Aradan çok zaman geçmedi. Kapı çalındı. Gelen, Edebiyat öğretmenimiz Mahmut Çetin ÖNCEL’Dİ. İçeri girdi.
Hocam buyurun. Dedim. Oturdu, bana;

- Müdür bey akşam okulda iftar yapacağız, sizi de aramızda görmek isteriz. Kimya laboratuarında olacağız. Dedi.

-Davetinize teşekkür ederim. Memnuniyetle gelirim. Dedim.

Öğretmen Mahmut Çetin ÖNCEL odadan çıkmak üzere ayağa kalktı. Çıkarken geri döndü.
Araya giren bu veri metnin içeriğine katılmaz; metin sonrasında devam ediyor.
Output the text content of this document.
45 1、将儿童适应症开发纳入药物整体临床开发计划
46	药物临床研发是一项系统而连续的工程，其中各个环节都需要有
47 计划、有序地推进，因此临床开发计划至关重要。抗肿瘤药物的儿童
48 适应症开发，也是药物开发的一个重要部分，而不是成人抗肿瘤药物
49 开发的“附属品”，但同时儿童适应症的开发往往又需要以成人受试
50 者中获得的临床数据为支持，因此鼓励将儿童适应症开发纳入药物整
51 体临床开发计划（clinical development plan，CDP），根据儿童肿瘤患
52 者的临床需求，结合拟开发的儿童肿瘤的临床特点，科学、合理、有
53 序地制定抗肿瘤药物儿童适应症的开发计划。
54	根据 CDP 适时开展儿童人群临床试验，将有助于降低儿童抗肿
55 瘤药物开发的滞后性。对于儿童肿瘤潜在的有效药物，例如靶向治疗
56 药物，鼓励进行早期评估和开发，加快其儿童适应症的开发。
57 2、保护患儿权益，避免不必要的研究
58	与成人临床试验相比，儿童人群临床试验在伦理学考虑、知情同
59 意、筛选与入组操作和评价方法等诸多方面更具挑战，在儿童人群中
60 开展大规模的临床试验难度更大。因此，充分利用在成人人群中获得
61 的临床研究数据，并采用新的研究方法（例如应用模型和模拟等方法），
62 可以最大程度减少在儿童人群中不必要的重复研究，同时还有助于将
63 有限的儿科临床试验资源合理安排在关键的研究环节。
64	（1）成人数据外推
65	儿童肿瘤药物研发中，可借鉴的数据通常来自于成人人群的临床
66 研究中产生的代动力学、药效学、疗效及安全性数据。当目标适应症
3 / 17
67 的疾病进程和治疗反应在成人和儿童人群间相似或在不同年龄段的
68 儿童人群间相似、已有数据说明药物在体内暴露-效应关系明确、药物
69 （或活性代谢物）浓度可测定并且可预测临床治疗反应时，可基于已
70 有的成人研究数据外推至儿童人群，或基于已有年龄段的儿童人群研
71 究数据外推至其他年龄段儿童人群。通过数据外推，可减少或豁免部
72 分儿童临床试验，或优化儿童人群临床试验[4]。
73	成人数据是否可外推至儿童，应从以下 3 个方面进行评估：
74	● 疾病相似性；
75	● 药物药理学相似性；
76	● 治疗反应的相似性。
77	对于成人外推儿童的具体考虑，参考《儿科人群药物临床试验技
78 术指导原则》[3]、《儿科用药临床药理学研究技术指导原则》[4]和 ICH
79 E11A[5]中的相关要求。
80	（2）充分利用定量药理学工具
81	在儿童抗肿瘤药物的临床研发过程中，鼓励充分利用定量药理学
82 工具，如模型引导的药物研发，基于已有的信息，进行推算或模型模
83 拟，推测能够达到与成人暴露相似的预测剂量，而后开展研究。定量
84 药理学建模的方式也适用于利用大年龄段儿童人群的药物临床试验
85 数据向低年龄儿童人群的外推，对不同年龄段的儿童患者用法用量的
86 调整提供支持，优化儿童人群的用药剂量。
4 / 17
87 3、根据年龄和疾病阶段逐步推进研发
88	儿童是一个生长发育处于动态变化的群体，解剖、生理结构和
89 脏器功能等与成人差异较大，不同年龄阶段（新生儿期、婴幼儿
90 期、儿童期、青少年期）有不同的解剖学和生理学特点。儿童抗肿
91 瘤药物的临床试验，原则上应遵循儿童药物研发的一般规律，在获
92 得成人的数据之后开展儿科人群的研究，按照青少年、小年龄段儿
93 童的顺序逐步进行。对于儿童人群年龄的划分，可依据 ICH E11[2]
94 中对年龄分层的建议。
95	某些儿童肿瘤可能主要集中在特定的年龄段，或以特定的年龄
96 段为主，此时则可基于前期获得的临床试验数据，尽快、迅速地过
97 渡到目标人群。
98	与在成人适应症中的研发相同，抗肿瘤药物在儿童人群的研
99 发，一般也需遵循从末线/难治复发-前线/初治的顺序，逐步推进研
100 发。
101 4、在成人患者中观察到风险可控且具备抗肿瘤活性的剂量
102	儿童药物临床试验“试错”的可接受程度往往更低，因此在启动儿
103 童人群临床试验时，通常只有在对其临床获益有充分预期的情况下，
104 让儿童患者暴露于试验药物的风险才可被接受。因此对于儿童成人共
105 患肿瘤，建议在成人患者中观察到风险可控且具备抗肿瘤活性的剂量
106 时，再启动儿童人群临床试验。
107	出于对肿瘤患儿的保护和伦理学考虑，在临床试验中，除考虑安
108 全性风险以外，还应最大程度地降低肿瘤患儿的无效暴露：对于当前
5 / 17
-Müdür bey biz aramızda para topladık. Akşam için güveç yapacaktık. Kasapta ellerimle kuşbaşı etleri hazırladım. Okula geldim. Akşama doğru gönderin dedim. Et gelmedi. Kasaba gidip sordum. Müdür beye verdik dediler. Odanızda da bakınıyorum et torbasını göremiyorum. Acaba etler nerede, geç kaldık. Anca pişiririz. DEDİ.

Eyvah…!Bak sen yanlışlığa Kasabın hayır olsun diye gönderdiğini düşündüğüm etler meğer akşama öğretmenlerimizin  güvecine gelen etlermiş..

Mahcup oldum. Etler çoktan gideceği yere girmişti.
Mahmut Hocama durumu anlattım. Hemen kasabı aradım.10 kilo kuşbaşı daha hazırlayarak acele göndermesini istedim. Mahmut beye;

-Hocam benim bu yardım paketlerine katkım olsun. Keşke önceden düşünüp ben alıp koysaydım. Herhalde bu yirmi haneye bu akşam et lazım olmuş. Vesile oldun. Bu bizim hayrımız olsun dedim.
Kasabın getirdiği et iftara yetişti.Sofrada oturanlar bu durumu öğrenmişler.Maliyetini paylaşma önerisinde bulundular.Ben kabul etmedim.......Hayır, bize nasip oldu..dedim.


RAMAZAN AYINIZ MÜBAREK OLSUN. KAVGA VE KÜSLÜKLERİN OLMADIĞI DOSTLUĞUMUZUN VE YARDIMLAŞMALARIMIZIN ARTTIĞI GÜNLER DİLERİM.